J: but you’ve admitted to dropping an anvil on him.
“he asked me to make him a pancake”
4, crawling into bed with me at 3am: mommy? i had a nightmare
me: me too. what was yours?
4: ghosts were chasing me. what was yours?
me: that I didn’t have kids and I could get a full night’s sleep
4: you know nightmares aren’t real?
me: yeah, I do
My husband’s birthday is soon and today I put a reminder on the calendar to buy him a gift.
Our shared calendar.
At least he already knows not to expect much.
History Trivia: In many photographs of Hitler,a golden retriever wearing a Nazi uniform can be seen. This is notorious war criminal Herr Bud
6, holding a pic of me pregnant with him, “Why are you SO FAT?”
Me, “You’re inside my tummy.”
6, “That’s DISGUSTING.”
Me, “It gets worse..”
Hot sauce has plenty of vitamin C! *slaps orange out of hand
[in deep space]
Everyone: [in hypersleep]
Me: [wakes up every few hours to pee]
My husband knocks on our fishtank when the fish are chasing and biting each other. As if they’re gonna be like, “Shit, we better stop, Dad’s home.”

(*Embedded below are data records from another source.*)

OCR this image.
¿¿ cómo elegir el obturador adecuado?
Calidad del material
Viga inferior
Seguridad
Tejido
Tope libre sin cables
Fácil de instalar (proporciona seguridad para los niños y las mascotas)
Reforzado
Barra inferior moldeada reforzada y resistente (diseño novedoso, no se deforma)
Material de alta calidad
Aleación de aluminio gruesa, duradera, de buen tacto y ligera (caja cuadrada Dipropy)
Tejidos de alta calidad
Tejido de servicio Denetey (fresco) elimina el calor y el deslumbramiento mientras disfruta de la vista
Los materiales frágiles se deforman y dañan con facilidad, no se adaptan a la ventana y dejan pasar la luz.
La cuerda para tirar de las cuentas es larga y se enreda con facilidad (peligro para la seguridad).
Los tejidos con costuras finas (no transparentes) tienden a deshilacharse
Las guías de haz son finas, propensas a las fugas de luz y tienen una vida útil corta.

Humans: That made me puke. I’ll never do that again!
Dogs: That made me puke. I’m gonna get into it everyday this week!!
There are innumerable mental health benefits of spending time in nature, but that doesn’t mean coming into the forest and screaming “fix my life” at the trees.
“It’s one of those new Hoverboards!”
9: Mom, this is just 2 Roombas taped together.

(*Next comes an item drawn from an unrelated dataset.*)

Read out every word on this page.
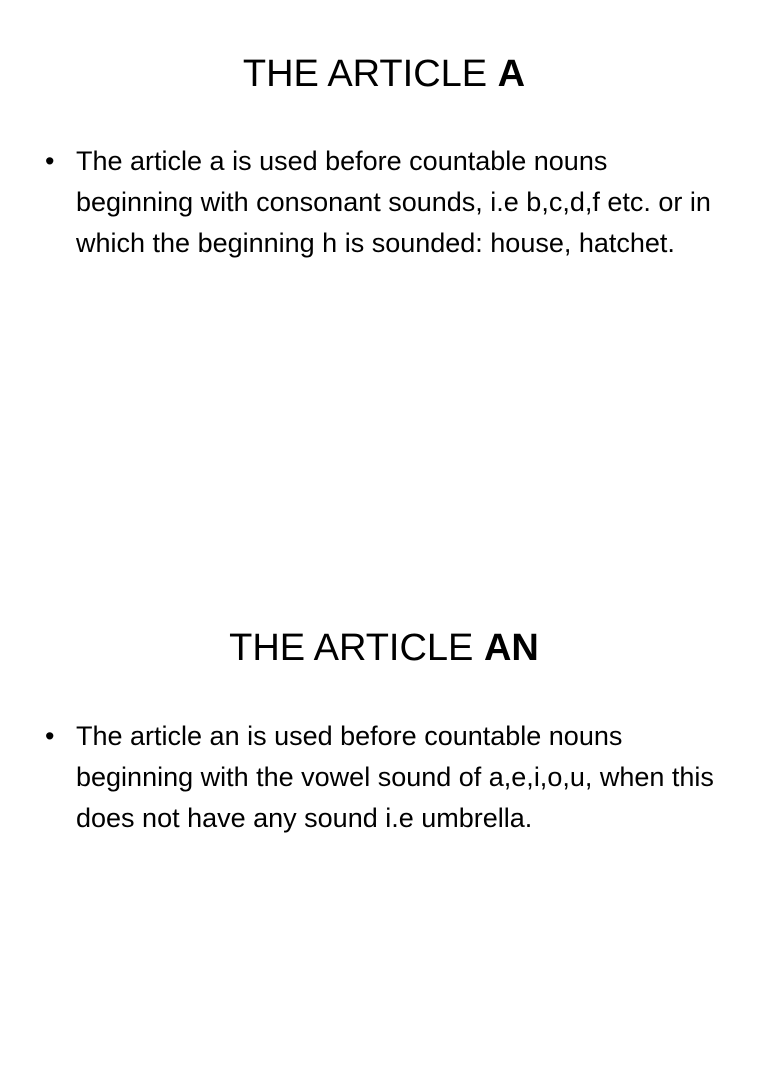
THE ARTICLE A
• The article a is used before countable nouns beginning with consonant sounds, i.e b,c,d,f etc. or in which the beginning h is sounded: house, hatchet.
THE ARTICLE AN
• The article an is used before countable nouns beginning with the vowel sound of a,e,i,o,u, when this does not have any sound i.e umbrella.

“Don’t be silly. Now go vacuum…I mean play upstairs”
When do kids stop eating things they find on the floor? According to my husband it’s not 38.
My father will accept 10 ripe avocados in exchange for my hand in marriage.
What I lack in legs I make up for in forehead
Million Dollar Idea: Footwear that loudly screeches “go away” when people get too close. They’re called SHOOS. (Patent Pending.)
Drunk stranger: my kids drive me to drink.
Me, having to drive myself places: *whispers* lucky.
If Rocky 4 couldn’t improve Russia and US relations then nothing will
If your kid ever asks you something when you’re not listening, never just blindly reply with, “Sure.”
I’ve been cleaning blueberries off the ceiling for 20 minutes.
If I was a dental hygienist I’d be like “Now I’m gonna rip up your gums with a metal hook and then blame you for not flossing enough, sorry”
What people don’t know about me is, when I say “No worries!” There’s a hidden comma in the middle 😓
I would never join a gang, because I am vehemently against group projects.
HOT KRAFT SINGLES IN YOUR AREA CAN’T WAIT TO BE MELTED BETWEEN TWO SLICES OF BREAD!!!